Register for Thursday’s panel here. All are welcome, and childcare is available.

On Friday, Feb 14, Whynacht and Baille Abidi will lead, with others, a full-day symposium, “Confronting Workplace Harm: Moral Injury in Frontline Work.” This will continue unpacking moral injury from different lenses, including through clinical psychology, the crisis of domestic violence and supporting women in communities and, through social work training to examine how race and colonialism influence inequalities in policy-making and conceptions of care, says Baillie Abidi.

Workshops will focus on sectors engaging with children and youth and those working in the nonprofit sector, including volunteer community support workers responding to the opioid and housing crises. 

“One of the things that we’re seeing with the twin crises of the opioid crisis, the drug poisoning crisis and the housing crisis is that a lot of folks are doing frontline care and support,” says Whynacht. “For example, saving lives with naloxone.

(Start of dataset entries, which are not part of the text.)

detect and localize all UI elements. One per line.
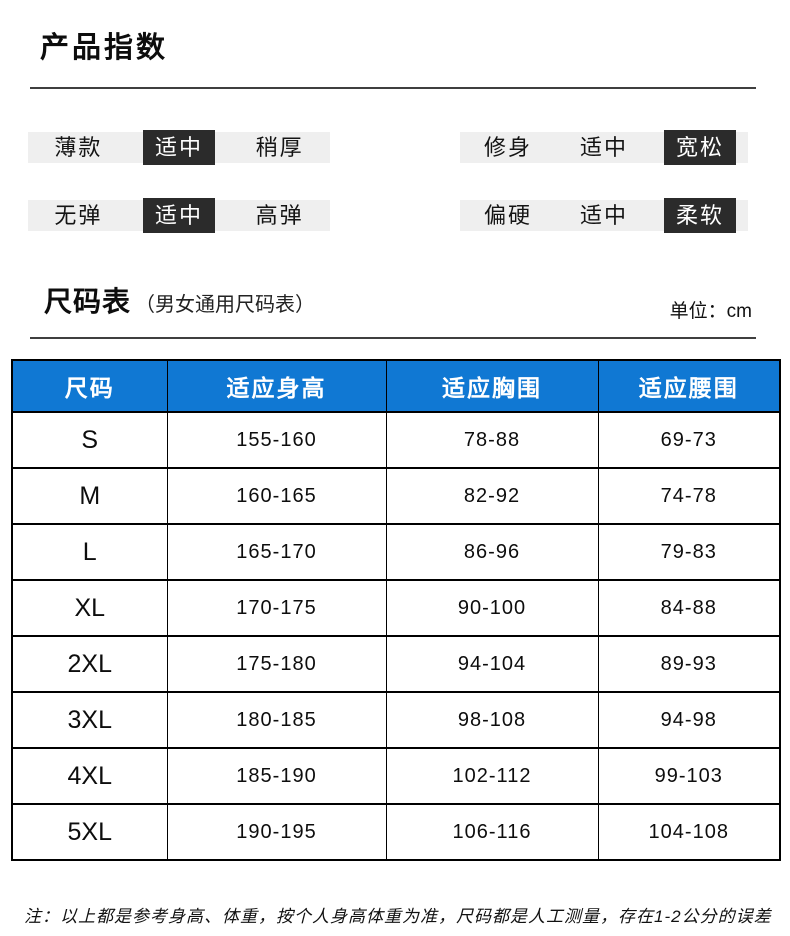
option-label: 稍厚 — [255, 135, 304, 160]
option-label: 偏硬 — [483, 203, 532, 228]
table-row: M 160-165 82-92 74-78 — [11, 467, 781, 525]
size-table-header-row: 尺码 适应身高 适应胸围 适应腰围 — [11, 359, 781, 413]
height-cell: 180-185 — [166, 691, 387, 749]
height-cell: 185-190 — [166, 747, 387, 805]
option-group-fit: 修身 适中 宽松 — [460, 130, 748, 165]
chest-cell: 98-108 — [385, 691, 599, 749]
option-label: 薄款 — [54, 135, 103, 160]
size-cell: 2XL — [11, 635, 168, 693]
waist-cell: 89-93 — [597, 635, 781, 693]
header-height: 适应身高 — [166, 359, 387, 413]
chest-cell: 86-96 — [385, 523, 599, 581]
option-medium-thickness: 适中 — [129, 130, 230, 165]
height-cell: 155-160 — [166, 411, 387, 469]
size-chart-heading: 尺码表 （男女通用尺码表） — [44, 280, 315, 320]
waist-cell: 84-88 — [597, 579, 781, 637]
table-row: 3XL 180-185 98-108 94-98 — [11, 691, 781, 749]
option-label: 高弹 — [255, 203, 304, 228]
option-firm: 偏硬 — [460, 200, 556, 231]
chest-cell: 90-100 — [385, 579, 599, 637]
size-cell: S — [11, 411, 168, 469]
option-group-thickness: 薄款 适中 稍厚 — [28, 130, 330, 165]
waist-cell: 69-73 — [597, 411, 781, 469]
waist-cell: 94-98 — [597, 691, 781, 749]
option-medium-stretch: 适中 — [129, 198, 230, 233]
size-chart-subtitle: （男女通用尺码表） — [135, 294, 316, 316]
header-waist: 适应腰围 — [597, 359, 781, 413]
size-cell: L — [11, 523, 168, 581]
table-row: S 155-160 78-88 69-73 — [11, 411, 781, 469]
waist-cell: 74-78 — [597, 467, 781, 525]
divider — [30, 337, 756, 339]
waist-cell: 99-103 — [597, 747, 781, 805]
size-cell: 5XL — [11, 803, 168, 861]
option-regular-fit: 适中 — [556, 132, 652, 163]
table-row: 4XL 185-190 102-112 99-103 — [11, 747, 781, 805]
table-row: 5XL 190-195 106-116 104-108 — [11, 803, 781, 861]
waist-cell: 104-108 — [597, 803, 781, 861]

Staff are often doing that on shift and not able to access time off the day after to decompress and process what it means to literally be doing hands-on work, saving lives with your job.”

Whynacht says it is important for those who fund nonprofit organizations to understand that these positions need to be well-paid and include benefits, employee assistance programs, and mandatory time off.

“Even within our healthcare system, we have healthcare workers who save lives and go through tremendously stressful experiences on shift, and they don’t get time off the next day to just process and hea.,” she says. “So, we see them swallowing the impacts of, say, an attack in the ER [where three workers were injured at the Halifax Infirmary on Jan 29].

“It makes me wonder, ‘how many of the folks who witnessed that were given time off to process and make sure that they’re coming back to work healthy and feeling ready to engage and support others?’”

She says the hope of broadening their conversation about moral injury is three-fold: prevention, support for those experiencing it now and building a critical mass to resist further experiences. “To talk about the cost of the harms of injustice, we’ll be developing a critical mass of folks to name and quantify and resist those harms in the future while also paying attention to the pragmatic aspect of healing and support for those who are currently feeling it and are maybe feeling so burnt out, they can’t return to previous employment, or they need to leave.

“Having workers have happy, healthy lives and making sure that there isn’t a permanent cost to that work that’s going to impact their mental health for the rest of their life is something we’re concerned with.”

Response to the symposium has been strong—it’s already full. “When people start to understand what we mean by a moral injury and the context in which it can happen,” says Baillie Abidi, “this is something that touches all of us.”

However, at least one seat is being held. If the minister of education, Brendan Maguire, wants to come to Friday’s sold-out symposium, “we will certainly make space for him,” says Whynacht, so that the Department of Education and Early Childhood Development can get involved in this conversation, too–“because educators are facing many of these harms at work trying to support youth and children and it’s not being recognized.”